| From 10c535787436d62ea28156a4b91365fd89b5a432 Mon Sep 17 00:00:00 2001 |
| From: "Paul E. McKenney" <paulmck@kernel.org> |
| Date: Fri, 21 Jan 2022 12:40:08 -0800 |
| Subject: rcu: Don't deboost before reporting expedited quiescent state |
| |
| From: Paul E. McKenney <paulmck@kernel.org> |
| |
| commit 10c535787436d62ea28156a4b91365fd89b5a432 upstream. |
| |
| Currently rcu_preempt_deferred_qs_irqrestore() releases rnp->boost_mtx |
| before reporting the expedited quiescent state.
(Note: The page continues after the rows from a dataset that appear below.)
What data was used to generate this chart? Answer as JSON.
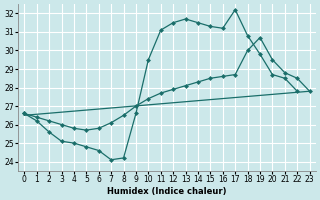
{
  "xlabel": "Humidex (Indice chaleur)",
  "bg_color": "#cce8ea",
  "grid_color": "#ffffff",
  "line_color": "#1a6e6a",
  "xlim": [
    -0.5,
    23.5
  ],
  "ylim": [
    23.5,
    32.5
  ],
  "xticks": [
    0,
    1,
    2,
    3,
    4,
    5,
    6,
    7,
    8,
    9,
    10,
    11,
    12,
    13,
    14,
    15,
    16,
    17,
    18,
    19,
    20,
    21,
    22,
    23
  ],
  "yticks": [
    24,
    25,
    26,
    27,
    28,
    29,
    30,
    31,
    32
  ],
  "line1_x": [
    0,
    1,
    2,
    3,
    4,
    5,
    6,
    7,
    8,
    9,
    10,
    11,
    12,
    13,
    14,
    15,
    16,
    17,
    18,
    19,
    20,
    21,
    22
  ],
  "line1_y": [
    26.6,
    26.2,
    25.6,
    25.1,
    25.0,
    24.8,
    24.6,
    24.1,
    24.2,
    26.6,
    29.5,
    31.1,
    31.5,
    31.7,
    31.5,
    31.3,
    31.2,
    32.2,
    30.8,
    29.8,
    28.7,
    28.5,
    27.8
  ],
  "line2_x": [
    0,
    1,
    2,
    3,
    4,
    5,
    6,
    7,
    8,
    9,
    10,
    11,
    12,
    13,
    14,
    15,
    16,
    17,
    18,
    19,
    20,
    21,
    22,
    23
  ],
  "line2_y": [
    26.6,
    26.4,
    26.2,
    26.0,
    25.8,
    25.7,
    25.8,
    26.1,
    26.5,
    27.0,
    27.4,
    27.7,
    27.9,
    28.1,
    28.3,
    28.5,
    28.6,
    28.7,
    30.0,
    30.7,
    29.5,
    28.8,
    28.5,
    27.8
  ],
  "line3_x": [
    0,
    23
  ],
  "line3_y": [
    26.5,
    27.8
  ],
  "markersize": 2.5
}
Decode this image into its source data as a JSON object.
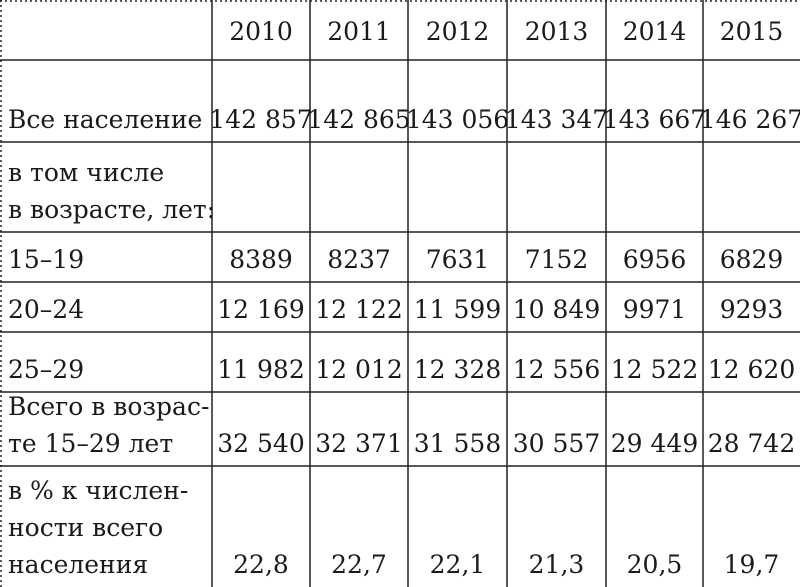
{
  "table": {
    "years": [
      "2010",
      "2011",
      "2012",
      "2013",
      "2014",
      "2015"
    ],
    "rows": [
      {
        "label": [
          "Все население"
        ],
        "values": [
          "142 857",
          "142 865",
          "143 056",
          "143 347",
          "143 667",
          "146 267"
        ]
      },
      {
        "label": [
          "в том числе",
          "в возрасте, лет:"
        ]
      },
      {
        "label": [
          "15–19"
        ],
        "values": [
          "8389",
          "8237",
          "7631",
          "7152",
          "6956",
          "6829"
        ]
      },
      {
        "label": [
          "20–24"
        ],
        "values": [
          "12 169",
          "12 122",
          "11 599",
          "10 849",
          "9971",
          "9293"
        ]
      },
      {
        "label": [
          "25–29"
        ],
        "values": [
          "11 982",
          "12 012",
          "12 328",
          "12 556",
          "12 522",
          "12 620"
        ]
      },
      {
        "label": [
          "Всего в возрас-",
          "те 15–29 лет"
        ],
        "values": [
          "32 540",
          "32 371",
          "31 558",
          "30 557",
          "29 449",
          "28 742"
        ]
      },
      {
        "label": [
          "в % к числен-",
          "ности всего",
          "населения"
        ],
        "values": [
          "22,8",
          "22,7",
          "22,1",
          "21,3",
          "20,5",
          "19,7"
        ]
      }
    ]
  }
}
Under heavy real-time |
| load, this can result in this function being preempted before the |
| quiescent state is reported, which can in turn prevent the expedited grace |
| period from completing. Tim Murray reports that the resulting expedited |
| grace periods can take hundreds of milliseconds and even more than one |
| second, when they should normally complete in less than a millisecond. |
| |
| This was fine given that there were no particular response-time |
| constraints for synchronize_rcu_expedited(), as it was designed |
| for throughput rather than latency. However, some users now need |
| sub-100-millisecond response-time constratints. |
| |
| This patch therefore follows Neeraj's suggestion (seconded by Tim and |
| by Uladzislau Rezki) of simply reversing the two operations. |
| |
| Reported-by: Tim Murray <timmurray@google.com> |
| Reported-by: Joel Fernandes <joelaf@google.com> |
| Reported-by: Neeraj Upadhyay <quic_neeraju@quicinc.com> |
| Reviewed-by: Neeraj Upadhyay <quic_neeraju@quicinc.com> |
| Reviewed-by: Uladzislau Rezki (Sony) <urezki@gmail.com> |
| Tested-by: Tim Murray <timmurray@google.com> |
| Cc: Todd Kjos <tkjos@google.com> |
| Cc: Sandeep Patil <sspatil@google.com> |
| Cc: <stable@vger.kernel.org> # 5.4.x |
| Signed-off-by: Paul E. McKenney <paulmck@kernel.org> |
| Signed-off-by: Greg Kroah-Hartman <gregkh@linuxfoundation.org> |
| --- |
| kernel/rcu/tree_plugin.h | 8 ++++---- |
| 1 file changed, 4 insertions(+), 4 deletions(-) |
| |
| --- a/kernel/rcu/tree_plugin.h |
| +++ b/kernel/rcu/tree_plugin.h |
| @@ -554,16 +554,16 @@ rcu_preempt_deferred_qs_irqrestore(struc |
| raw_spin_unlock_irqrestore_rcu_node(rnp, flags); |
| } |
| |
| - /* Unboost if we were boosted. */ |
| - if (IS_ENABLED(CONFIG_RCU_BOOST) && drop_boost_mutex) |
| - rt_mutex_futex_unlock(&rnp->boost_mtx.rtmutex); |
| - |
| /* |
| * If this was the last task on the expedited lists, |
| * then we need to report up the rcu_node hierarchy. |
| */ |
| if (!empty_exp && empty_exp_now) |
| rcu_report_exp_rnp(rnp, true); |
| + |
| + /* Unboost if we were boosted. */ |
| + if (IS_ENABLED(CONFIG_RCU_BOOST) && drop_boost_mutex) |
| + rt_mutex_futex_unlock(&rnp->boost_mtx.rtmutex); |
| } else { |
| local_irq_restore(flags); |
| } |